I have personnally never seen a sign in sheet work. We've go the silly hierarchy thing going on which seems to work very well. Basic break down.
SM sets up call for Actors and musicians. Usually by half-hour before curtain.
Crew Chief sets up call for stage crew. Usually 1.5 hours before curtain.
Master Elec, and I set calls for our crew, but have to be done onstage by 1 hour to curtain.
Crews report to their immediate supervisor upon arrival, Supervisors report to the SM when there crews are all there, if someone is late the SM is informed and they try to reach the person.


----------



## wemeck (Sep 8, 2003)

I think the sign in sheet is a reccomendation from the Lawrence A. Stearn books about Stage Management.


----------



## Jo-JotheSoundDog (Sep 9, 2003)

It might work in certain controlled environments, but overall it usually fails miserably. I even worked for one company with around 40 actors and around 20 some odd techs. About half the people consistantly signed in. As for the rest every once in a while. The SM started warning people, then she started fining people. Finally the board hit the dumpster. If you can't get the people to sign in, you end up having to do a head count anyway. 

Just for the record the, if there is a sign in sheet, I always sign-in.


----------



## ship (Sep 10, 2003)

"Just for the record the, if there is a sign in sheet, I always sign-in."

Boot licker. 

Yes it's good to play by the rules but in some way I usually find myself in the "I'm special way" and don't sign in or do anything else to make people's lives more plesent than mine. I was never so happy as the day I went salery and never had to punch the time clock again, much less account for what I did with my day. On a crew call, I lie. No I won't sign in others, but for myself, it's funny how I would be signing in on time on time even after those that sign in late. Go figure, must have been a long line at the list - Su*# me! 

But the goal of your list isn't in a pay check or value to the crew type way even if five minutes late and I understand. It would be nice to have the sign up sheet to at least cover the bases on those that didn't sign in or have others sign in for them and really are missing, but in value, that ASM torchured body is still much more useful in collecting up bodies.
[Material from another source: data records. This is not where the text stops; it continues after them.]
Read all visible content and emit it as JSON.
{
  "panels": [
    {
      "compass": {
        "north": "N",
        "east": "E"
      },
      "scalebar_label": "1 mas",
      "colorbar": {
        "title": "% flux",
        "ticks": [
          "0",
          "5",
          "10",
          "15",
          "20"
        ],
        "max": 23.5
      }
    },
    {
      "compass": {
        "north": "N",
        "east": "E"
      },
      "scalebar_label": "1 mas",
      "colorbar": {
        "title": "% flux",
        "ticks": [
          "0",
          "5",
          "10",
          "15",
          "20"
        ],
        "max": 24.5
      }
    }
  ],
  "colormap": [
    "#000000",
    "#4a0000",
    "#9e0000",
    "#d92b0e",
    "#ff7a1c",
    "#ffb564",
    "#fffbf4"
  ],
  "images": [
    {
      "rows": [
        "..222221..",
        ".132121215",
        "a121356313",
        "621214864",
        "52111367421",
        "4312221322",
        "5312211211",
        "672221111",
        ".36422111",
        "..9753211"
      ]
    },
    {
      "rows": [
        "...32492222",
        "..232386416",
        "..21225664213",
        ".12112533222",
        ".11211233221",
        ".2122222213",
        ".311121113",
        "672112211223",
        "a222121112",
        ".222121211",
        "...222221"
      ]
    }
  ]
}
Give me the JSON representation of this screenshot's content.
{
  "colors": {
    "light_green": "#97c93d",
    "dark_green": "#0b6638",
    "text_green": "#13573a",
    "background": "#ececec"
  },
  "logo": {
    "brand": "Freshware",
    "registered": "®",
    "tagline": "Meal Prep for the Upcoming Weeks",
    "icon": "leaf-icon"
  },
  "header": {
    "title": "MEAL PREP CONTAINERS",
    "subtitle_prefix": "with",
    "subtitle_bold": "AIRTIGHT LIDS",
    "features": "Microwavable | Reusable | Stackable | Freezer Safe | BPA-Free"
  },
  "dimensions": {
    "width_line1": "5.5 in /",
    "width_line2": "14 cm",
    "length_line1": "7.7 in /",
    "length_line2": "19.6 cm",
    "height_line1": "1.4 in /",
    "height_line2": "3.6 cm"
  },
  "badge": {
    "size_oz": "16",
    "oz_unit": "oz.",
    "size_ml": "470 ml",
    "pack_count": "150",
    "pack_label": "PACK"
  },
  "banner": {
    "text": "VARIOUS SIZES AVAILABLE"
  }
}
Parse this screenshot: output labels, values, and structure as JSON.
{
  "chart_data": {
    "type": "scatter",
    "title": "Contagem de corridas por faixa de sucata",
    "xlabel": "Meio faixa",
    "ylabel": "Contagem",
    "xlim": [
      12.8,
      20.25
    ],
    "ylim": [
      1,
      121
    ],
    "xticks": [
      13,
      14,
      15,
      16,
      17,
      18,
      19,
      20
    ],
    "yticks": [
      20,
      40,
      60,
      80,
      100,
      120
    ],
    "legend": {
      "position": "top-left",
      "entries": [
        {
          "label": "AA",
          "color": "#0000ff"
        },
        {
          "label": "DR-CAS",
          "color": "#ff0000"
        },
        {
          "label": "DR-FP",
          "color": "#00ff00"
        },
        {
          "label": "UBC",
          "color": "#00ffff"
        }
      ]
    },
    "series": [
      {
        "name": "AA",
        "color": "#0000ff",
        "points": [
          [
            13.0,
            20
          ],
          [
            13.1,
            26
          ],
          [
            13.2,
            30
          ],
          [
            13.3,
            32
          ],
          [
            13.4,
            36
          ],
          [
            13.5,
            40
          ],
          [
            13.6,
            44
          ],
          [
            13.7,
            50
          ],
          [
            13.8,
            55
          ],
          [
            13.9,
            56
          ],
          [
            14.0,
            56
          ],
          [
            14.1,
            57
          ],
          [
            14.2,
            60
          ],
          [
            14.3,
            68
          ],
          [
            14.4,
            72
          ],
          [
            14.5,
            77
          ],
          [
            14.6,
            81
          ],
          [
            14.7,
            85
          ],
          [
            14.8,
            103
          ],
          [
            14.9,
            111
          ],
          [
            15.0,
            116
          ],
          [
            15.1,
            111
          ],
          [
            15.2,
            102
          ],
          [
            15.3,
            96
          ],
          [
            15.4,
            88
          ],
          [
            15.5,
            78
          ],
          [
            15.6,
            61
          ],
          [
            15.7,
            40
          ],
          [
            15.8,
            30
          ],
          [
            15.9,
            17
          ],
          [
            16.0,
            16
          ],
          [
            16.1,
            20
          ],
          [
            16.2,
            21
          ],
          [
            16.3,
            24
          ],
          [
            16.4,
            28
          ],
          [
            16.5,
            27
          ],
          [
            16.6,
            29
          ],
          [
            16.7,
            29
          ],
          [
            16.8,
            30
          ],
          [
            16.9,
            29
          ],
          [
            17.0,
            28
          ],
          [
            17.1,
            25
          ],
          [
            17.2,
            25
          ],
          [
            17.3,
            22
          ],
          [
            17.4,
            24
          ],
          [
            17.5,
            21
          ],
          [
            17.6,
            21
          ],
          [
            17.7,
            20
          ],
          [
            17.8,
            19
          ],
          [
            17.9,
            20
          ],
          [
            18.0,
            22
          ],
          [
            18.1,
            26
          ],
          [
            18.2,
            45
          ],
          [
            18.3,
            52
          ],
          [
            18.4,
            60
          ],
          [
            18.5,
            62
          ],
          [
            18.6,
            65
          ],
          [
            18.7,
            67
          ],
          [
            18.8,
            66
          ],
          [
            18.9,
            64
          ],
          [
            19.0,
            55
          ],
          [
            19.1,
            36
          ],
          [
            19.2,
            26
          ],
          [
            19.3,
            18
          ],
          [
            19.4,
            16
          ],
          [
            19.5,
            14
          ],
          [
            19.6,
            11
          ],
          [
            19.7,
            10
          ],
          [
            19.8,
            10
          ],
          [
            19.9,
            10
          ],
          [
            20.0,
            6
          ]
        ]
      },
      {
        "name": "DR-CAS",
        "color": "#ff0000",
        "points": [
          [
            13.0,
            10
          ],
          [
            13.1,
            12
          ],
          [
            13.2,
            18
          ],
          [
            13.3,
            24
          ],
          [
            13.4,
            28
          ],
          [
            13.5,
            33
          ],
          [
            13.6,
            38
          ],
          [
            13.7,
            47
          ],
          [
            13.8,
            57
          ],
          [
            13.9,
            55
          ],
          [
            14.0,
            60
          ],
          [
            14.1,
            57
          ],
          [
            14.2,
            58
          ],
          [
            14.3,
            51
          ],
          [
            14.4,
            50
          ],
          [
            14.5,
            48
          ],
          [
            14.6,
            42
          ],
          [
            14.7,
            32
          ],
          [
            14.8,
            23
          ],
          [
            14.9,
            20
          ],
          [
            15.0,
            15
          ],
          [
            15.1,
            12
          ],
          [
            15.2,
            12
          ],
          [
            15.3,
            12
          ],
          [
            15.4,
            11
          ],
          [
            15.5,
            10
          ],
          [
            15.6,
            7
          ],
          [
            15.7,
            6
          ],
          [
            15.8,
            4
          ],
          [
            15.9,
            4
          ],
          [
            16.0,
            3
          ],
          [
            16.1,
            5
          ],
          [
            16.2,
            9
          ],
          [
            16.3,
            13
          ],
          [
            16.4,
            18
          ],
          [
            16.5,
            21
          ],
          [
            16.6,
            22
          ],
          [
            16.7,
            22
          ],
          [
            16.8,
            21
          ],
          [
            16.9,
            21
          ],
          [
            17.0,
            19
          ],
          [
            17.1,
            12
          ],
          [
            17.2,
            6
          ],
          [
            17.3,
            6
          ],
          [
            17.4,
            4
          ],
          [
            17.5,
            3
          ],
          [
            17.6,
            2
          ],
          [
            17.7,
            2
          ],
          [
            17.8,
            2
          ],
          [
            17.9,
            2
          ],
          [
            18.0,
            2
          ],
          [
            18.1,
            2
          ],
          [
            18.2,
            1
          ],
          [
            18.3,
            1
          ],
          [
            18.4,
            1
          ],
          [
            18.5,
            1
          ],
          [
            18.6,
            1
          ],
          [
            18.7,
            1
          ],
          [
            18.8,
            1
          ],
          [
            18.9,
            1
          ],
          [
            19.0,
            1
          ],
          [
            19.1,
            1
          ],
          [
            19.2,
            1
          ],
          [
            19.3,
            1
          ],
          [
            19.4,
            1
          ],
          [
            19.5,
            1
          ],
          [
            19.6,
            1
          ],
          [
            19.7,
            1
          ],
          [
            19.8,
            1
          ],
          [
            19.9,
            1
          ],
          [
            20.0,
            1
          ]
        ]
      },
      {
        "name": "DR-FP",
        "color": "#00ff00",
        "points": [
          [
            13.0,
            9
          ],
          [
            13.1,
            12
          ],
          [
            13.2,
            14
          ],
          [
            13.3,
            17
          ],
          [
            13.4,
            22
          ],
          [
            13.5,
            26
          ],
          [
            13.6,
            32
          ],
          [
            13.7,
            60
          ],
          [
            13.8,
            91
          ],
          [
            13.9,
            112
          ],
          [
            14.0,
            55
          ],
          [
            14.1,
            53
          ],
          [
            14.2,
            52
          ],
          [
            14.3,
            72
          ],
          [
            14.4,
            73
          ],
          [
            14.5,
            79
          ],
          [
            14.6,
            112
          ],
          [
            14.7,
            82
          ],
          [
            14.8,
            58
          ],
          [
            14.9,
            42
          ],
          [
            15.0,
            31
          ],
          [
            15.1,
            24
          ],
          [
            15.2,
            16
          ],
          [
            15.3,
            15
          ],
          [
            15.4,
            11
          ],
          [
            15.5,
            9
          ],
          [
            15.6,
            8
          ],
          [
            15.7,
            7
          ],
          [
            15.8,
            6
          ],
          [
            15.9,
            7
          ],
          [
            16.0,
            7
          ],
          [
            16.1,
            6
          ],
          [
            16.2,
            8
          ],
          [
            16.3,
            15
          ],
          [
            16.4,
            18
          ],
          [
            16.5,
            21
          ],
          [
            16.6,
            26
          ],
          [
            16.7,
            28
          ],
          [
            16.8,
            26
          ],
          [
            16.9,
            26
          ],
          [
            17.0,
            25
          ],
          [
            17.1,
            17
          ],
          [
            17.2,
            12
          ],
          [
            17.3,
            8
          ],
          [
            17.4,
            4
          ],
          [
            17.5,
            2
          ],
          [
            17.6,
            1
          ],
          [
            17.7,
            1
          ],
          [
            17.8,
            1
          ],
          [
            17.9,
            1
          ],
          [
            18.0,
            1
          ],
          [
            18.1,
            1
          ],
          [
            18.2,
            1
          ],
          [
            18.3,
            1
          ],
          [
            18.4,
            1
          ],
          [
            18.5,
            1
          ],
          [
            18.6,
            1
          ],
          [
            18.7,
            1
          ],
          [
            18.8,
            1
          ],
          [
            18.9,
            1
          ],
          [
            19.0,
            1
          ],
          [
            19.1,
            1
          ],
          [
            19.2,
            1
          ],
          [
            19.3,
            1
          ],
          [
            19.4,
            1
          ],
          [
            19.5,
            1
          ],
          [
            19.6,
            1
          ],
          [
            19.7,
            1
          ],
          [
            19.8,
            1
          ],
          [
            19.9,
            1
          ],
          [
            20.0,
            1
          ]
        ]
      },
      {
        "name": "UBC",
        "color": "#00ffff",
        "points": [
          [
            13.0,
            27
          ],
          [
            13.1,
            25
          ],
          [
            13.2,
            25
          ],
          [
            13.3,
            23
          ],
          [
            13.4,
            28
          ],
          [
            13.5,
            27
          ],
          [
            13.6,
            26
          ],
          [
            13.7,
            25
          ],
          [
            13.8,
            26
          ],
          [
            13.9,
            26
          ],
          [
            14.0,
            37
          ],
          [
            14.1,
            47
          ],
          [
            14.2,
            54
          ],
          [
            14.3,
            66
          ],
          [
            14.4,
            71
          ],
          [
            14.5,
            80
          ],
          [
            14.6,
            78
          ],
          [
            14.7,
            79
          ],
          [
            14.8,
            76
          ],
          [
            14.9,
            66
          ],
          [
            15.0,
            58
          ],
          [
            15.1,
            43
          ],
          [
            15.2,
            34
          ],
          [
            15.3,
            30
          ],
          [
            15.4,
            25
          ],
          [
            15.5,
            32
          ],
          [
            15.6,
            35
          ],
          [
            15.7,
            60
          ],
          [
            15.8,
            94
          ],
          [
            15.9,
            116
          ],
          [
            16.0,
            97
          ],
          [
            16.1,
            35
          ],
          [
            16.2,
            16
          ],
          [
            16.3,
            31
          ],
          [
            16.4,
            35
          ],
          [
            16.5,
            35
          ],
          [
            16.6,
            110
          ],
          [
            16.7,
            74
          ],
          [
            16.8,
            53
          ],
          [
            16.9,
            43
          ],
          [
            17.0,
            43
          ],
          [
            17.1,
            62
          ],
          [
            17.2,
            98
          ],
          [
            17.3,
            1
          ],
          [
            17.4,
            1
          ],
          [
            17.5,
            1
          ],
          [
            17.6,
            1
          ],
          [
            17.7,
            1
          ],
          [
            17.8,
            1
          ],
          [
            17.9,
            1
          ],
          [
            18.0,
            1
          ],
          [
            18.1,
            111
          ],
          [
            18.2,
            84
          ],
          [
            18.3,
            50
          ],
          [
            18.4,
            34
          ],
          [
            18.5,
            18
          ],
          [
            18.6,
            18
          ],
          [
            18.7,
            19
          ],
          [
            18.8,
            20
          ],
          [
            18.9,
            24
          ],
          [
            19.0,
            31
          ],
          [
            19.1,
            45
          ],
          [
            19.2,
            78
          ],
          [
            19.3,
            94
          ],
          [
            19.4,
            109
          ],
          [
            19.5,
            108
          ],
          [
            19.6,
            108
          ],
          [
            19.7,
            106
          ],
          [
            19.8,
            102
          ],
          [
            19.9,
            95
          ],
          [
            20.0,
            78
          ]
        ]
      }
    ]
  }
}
At work that preson would be receptionest #2 that every morning about a half hour after work starts walks around with a employee list to find out who is in the shop, who is out, and who is late. Used to be I would be getttin constant chirps on the Nextel from her when stuck in traffic - "Where are You and are you coming in". I feel for her in her job, but it's just part of her job in knowing who is here and not. Doing that job is just a matter of getting a feel for who is constantly late but always arrives verses those that are missing. One day I had my head and part of body stuck inside a AC distro I was fixing when I saw her walk by. A few minutes later I got a churp as to where I was - she didn't see me. Sucks to be you but I'll trade if you want my part of the job. 

ASM's, much less stage managers need to learn and get a feel for who is there if they want to function properly as a people manager. Just part of the job. No list much less time clock will feel for that one person responsible for all others in being there.


----------



## megf (Jan 20, 2004)

Not to be argumentative, but...

At every company I've worked for, sign-in sheets have been standard - and respected. Usually they are posted on a place on the callboard that is impossible to miss, like eye-level right in front of the stairwell entrance from the parking garage or on the wall opposite the general access stage door, with a pencil strung to the board nearby. If people don't initial their own names (and only their names, no one else's) the check-in box in highlighted ten to fifteen minutes into call. Sometimes this means that they have to stick around after the reh or performance to clean up and strike; sometimes it just annoys them enough to make them sign themselves in. Call me idealistic, but I have *never* seen a sign-in sheet fail entirely, in almost ten solid years of working in theatre.


----------



## wemeck (Jan 20, 2004)

Accountability and safety are the main reasons behind such a board. I know it is annoying for those of us who practically live at the theater. You know those of us who have that some pillow, blanket, and more than one set of clothes in our locker. Not to mention a travel kit that never leaves the shop.


----------



## Projectionist (Feb 9, 2004)

most of the people i work with are pretty honest, and a sign-sheet usually gets the job done. it's never really been a problem.


----------



## wemeck (Feb 10, 2004)

Projectionist said:


> most of the people i work with are pretty honest, and a sign-sheet usually gets the job done. it's never really been a problem.



I guess it all depends on the quality of the people associated with your college or community theater program. SIUC will let just about anyone with a pulse, and that spells bad news for personal responability.


----------



## Foxinabox10 (Aug 26, 2004)

For the beginning of the play, we use the motto "If you're not at pratice and don't tell anyone, you get cut out of anything choreographed that day." Later in working on the play, the remaining people are reliable enough not to need to sign people in.


----------